Cóż za miła niespodzianka, prawie jak prezent na gwiazdkę!Odświeżony Destroyer a nawet i bym określiła go nowym wydaniem.Po prostu cud miód i orzeszki! Rówbież nie miała bym nic przeciwko temu jak by zakończenie było nieco inne lub by wnosiło coś nowego hmm ;> Mam nadzieje, że dawien dawny obiecany Prolog też się pojawi *-*
Pozdrawiam
Wielka fanka Kamenka ! :)
:)
Inne...to znaczy? Ah...może bardziej happy endingowe?
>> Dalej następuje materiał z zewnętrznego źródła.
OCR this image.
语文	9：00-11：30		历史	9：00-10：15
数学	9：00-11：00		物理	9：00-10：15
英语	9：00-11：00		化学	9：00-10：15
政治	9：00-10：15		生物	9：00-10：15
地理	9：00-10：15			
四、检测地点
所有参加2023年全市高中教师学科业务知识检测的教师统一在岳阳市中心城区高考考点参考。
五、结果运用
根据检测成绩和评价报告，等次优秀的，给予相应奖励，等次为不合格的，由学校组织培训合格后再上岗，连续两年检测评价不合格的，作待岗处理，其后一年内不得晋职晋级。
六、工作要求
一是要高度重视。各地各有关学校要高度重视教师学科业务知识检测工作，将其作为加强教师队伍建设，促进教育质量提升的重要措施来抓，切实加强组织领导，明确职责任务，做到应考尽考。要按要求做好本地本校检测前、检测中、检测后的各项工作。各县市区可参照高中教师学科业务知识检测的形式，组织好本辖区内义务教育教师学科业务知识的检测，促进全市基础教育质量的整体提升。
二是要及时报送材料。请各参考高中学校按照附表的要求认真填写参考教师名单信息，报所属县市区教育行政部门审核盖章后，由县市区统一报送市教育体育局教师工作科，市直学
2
Wyjdzie w praniu :P Jak powiem co będzie to nie będzie frajdy :P
Oczywiście tajemnica zawodowa ;D Hmm może happy endingowe określenie, zbyt cukierkowo mi sie kojarzy,jednakże burzliwy romans czy coś w ten deseń jak dla mnie mile widziany ;DDD
A co to to na pewno
Burzliwie to na pewno będzie..co do reszty to powiem krótko "sore wa himitsu desu"
A w dodatku został "Klucz Niebieski" krótki bo krótki ale z postanowieniem stricte romansowo przygodowym- matko nie wierzę, że to napisałam( w sensie że romansowo- przygodowy...nie że klucz niebieski)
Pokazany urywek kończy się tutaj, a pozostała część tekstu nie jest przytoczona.